Bayer, the world’s biggest seed-and-pesticide supplier following its 2018 acquisition of Monsanto, said Tuesday that the wet U.S. spring could put its 2019 profit goal out of reach. The German drug-and-chemical conglomerate said the rain caused a $337 million decline in its agricultural sales, after some U.S. farmers gave up on planting corn and skipped spraying herbicides, which particularly hit sales of its flagship Roundup weedkiller.
Lawn and garden supplier Scotts Miracle-Gro Co. this week agreed to sell Bayer some of the Roundup-branded retail products owned by Scotts. The $112 million deal lifted Scotts shares nearly 9% Wednesday after the deal was announced.
Some weather-challenged farmers are cutting costs by switching to generic pesticides, further pressuring prices for Corteva, Bayer and Syngenta AG.
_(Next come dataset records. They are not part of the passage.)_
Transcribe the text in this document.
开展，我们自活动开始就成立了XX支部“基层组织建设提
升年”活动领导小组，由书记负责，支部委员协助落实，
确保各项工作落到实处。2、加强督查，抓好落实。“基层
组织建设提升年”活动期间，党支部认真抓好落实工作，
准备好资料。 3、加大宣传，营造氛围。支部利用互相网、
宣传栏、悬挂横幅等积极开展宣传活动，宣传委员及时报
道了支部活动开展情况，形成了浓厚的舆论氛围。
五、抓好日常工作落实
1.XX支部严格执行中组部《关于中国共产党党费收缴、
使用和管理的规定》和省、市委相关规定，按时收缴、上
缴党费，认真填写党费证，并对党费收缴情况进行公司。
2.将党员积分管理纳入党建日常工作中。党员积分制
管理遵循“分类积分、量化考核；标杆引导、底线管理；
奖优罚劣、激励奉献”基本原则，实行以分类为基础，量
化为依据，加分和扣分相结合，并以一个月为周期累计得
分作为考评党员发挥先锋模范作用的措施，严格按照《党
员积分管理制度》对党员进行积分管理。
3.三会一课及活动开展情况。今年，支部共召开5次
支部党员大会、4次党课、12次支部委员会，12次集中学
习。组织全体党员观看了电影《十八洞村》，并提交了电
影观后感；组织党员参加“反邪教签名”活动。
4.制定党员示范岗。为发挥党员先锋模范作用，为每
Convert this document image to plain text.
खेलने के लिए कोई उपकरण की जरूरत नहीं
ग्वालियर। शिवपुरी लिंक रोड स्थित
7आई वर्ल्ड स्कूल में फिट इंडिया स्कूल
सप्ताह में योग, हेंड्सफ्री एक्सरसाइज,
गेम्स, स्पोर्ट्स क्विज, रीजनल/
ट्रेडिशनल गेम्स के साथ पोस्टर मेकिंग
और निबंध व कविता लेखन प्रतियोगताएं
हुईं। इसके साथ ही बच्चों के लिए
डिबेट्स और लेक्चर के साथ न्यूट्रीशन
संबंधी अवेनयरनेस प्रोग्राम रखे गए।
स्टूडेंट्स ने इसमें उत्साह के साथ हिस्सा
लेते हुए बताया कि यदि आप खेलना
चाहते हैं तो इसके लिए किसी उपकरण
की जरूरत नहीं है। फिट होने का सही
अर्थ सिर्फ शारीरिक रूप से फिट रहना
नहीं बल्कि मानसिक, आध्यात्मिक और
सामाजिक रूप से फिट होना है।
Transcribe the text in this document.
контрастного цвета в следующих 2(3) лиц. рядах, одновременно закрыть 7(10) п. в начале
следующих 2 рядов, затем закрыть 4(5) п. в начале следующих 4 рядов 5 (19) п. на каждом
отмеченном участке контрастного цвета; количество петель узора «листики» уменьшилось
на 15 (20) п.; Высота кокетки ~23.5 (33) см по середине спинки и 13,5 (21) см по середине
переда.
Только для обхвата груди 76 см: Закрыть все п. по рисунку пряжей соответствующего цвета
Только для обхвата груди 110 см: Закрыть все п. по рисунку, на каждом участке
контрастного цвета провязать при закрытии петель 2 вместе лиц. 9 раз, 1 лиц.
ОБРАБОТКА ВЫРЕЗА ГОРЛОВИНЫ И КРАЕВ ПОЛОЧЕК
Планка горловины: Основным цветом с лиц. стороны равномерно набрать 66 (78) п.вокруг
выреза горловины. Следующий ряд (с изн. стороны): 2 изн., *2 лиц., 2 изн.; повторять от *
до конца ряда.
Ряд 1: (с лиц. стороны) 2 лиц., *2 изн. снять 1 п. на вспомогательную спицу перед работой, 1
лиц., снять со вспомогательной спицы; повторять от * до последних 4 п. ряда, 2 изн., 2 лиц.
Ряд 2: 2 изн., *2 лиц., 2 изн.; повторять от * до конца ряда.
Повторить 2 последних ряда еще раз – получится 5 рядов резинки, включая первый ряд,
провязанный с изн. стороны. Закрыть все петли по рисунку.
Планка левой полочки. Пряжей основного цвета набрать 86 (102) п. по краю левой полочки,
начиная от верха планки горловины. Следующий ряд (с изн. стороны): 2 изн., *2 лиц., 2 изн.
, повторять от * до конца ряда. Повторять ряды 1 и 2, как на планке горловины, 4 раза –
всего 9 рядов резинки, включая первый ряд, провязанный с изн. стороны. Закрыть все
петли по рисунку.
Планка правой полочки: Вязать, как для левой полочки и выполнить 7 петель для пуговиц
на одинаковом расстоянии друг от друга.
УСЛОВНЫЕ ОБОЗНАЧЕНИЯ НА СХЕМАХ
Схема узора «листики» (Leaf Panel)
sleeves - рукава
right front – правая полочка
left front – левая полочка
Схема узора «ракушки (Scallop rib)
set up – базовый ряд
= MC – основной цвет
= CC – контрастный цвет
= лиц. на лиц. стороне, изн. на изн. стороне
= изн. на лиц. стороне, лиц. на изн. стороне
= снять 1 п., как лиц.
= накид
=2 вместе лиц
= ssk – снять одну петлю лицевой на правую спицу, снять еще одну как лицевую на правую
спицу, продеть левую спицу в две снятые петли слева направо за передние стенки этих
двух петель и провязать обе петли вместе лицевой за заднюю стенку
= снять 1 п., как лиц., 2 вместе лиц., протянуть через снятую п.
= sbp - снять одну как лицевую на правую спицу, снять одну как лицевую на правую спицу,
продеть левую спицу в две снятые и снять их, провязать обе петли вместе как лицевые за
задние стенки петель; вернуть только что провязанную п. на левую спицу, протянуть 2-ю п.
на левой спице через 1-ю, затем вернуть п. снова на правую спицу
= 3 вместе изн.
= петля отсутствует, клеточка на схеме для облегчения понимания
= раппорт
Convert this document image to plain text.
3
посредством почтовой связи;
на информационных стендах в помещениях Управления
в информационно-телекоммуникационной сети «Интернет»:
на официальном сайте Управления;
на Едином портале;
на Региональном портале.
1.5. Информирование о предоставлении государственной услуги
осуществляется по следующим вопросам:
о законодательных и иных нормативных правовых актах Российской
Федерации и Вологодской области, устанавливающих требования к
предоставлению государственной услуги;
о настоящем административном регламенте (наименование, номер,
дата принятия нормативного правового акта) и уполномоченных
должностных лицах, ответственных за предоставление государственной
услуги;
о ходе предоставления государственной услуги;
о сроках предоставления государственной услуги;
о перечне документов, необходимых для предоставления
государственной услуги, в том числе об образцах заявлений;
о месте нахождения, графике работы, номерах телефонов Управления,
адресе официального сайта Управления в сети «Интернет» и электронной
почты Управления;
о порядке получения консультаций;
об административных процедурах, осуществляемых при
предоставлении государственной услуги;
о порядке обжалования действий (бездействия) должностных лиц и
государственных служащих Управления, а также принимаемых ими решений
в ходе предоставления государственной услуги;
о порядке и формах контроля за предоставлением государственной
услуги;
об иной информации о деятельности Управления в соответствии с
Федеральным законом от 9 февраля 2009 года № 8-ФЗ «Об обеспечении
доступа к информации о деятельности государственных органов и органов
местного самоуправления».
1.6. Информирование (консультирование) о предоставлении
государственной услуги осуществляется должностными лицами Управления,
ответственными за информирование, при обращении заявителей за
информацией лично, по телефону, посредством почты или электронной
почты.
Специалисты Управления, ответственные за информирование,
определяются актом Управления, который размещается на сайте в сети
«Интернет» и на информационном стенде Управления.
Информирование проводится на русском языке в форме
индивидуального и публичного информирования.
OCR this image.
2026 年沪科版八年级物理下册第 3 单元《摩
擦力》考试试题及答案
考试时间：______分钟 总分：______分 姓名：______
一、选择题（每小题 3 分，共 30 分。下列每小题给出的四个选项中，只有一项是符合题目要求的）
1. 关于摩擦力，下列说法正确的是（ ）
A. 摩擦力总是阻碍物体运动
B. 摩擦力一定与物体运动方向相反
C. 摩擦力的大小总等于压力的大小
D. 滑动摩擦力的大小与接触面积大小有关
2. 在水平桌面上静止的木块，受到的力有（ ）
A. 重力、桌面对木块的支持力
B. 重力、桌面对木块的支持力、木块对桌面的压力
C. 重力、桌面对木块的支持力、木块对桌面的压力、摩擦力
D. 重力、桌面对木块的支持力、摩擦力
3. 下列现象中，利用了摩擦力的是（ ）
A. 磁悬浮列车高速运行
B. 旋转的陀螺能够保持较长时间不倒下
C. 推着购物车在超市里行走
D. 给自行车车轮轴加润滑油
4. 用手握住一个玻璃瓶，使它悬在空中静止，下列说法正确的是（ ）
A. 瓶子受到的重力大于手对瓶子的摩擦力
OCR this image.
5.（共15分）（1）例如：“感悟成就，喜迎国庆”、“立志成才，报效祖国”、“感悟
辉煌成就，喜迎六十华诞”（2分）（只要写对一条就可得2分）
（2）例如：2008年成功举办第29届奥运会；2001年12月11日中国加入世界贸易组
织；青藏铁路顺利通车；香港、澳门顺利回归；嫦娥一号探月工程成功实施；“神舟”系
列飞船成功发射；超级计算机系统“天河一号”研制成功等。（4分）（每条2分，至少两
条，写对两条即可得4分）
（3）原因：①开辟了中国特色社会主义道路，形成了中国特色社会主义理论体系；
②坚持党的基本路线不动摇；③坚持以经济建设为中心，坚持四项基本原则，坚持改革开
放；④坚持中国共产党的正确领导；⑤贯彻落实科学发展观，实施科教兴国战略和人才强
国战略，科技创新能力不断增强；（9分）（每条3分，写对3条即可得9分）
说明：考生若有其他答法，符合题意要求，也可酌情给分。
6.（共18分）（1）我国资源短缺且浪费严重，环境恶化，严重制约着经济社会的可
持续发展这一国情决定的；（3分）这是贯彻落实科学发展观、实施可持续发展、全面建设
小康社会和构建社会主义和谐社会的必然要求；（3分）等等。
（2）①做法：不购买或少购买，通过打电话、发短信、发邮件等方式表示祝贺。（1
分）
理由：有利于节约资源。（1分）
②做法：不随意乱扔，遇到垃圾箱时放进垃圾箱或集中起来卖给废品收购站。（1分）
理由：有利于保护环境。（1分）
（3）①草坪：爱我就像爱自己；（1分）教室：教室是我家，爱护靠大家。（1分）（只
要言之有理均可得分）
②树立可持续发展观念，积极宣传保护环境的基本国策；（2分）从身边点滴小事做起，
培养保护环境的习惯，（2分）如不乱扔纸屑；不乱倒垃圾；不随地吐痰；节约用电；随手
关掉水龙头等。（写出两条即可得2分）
“We’re going for the cheapest ones we can,” said Ohio farmer Ron Snyder.
ADM, one of the world’s biggest grain processors and exporters, said the spring deluge added $65 million in costs to its most recent quarter. High river waters slowed ADM’s barges, added costs for its grain-shipping business and made U.S. corn more expensive for foreign buyers.
“We couldn’t deliver,” ADM CEO Juan Luciano said Thursday on a conference call. U.S. corn shipments inspected for export were down 43% in the second quarter, according to JPMorgan analysts.
Flooding forced ADM to shut plants in Nebraska and Illinois, costing tens of millions of dollars. Similar challenges cost smaller rival Bunge about $13 million in the quarter, executives said on Wednesday.
In hard-hit stretches of the Midwest where weeds now reign over farm fields, grain companies like ADM, Bunge and Cargill Inc. have offered lofty prices for grain to secure supply ahead of an uncertain harvest.
Mr. Luciano said tighter supplies already are boosting costs for major grain buyers like food processors and livestock producers.
Ingredion, which produces high-fructose corn syrup, starches and other staples, said Thursday that rising corn costs, partly driven by weather problems, cut its North American profit by $29 million so far this year. The likelihood of higher corn prices ahead led the company to cut its 2019 profit projection.
Chief Executive Jim Zallie said Ingredion was working to pass rising grain costs on to its customers.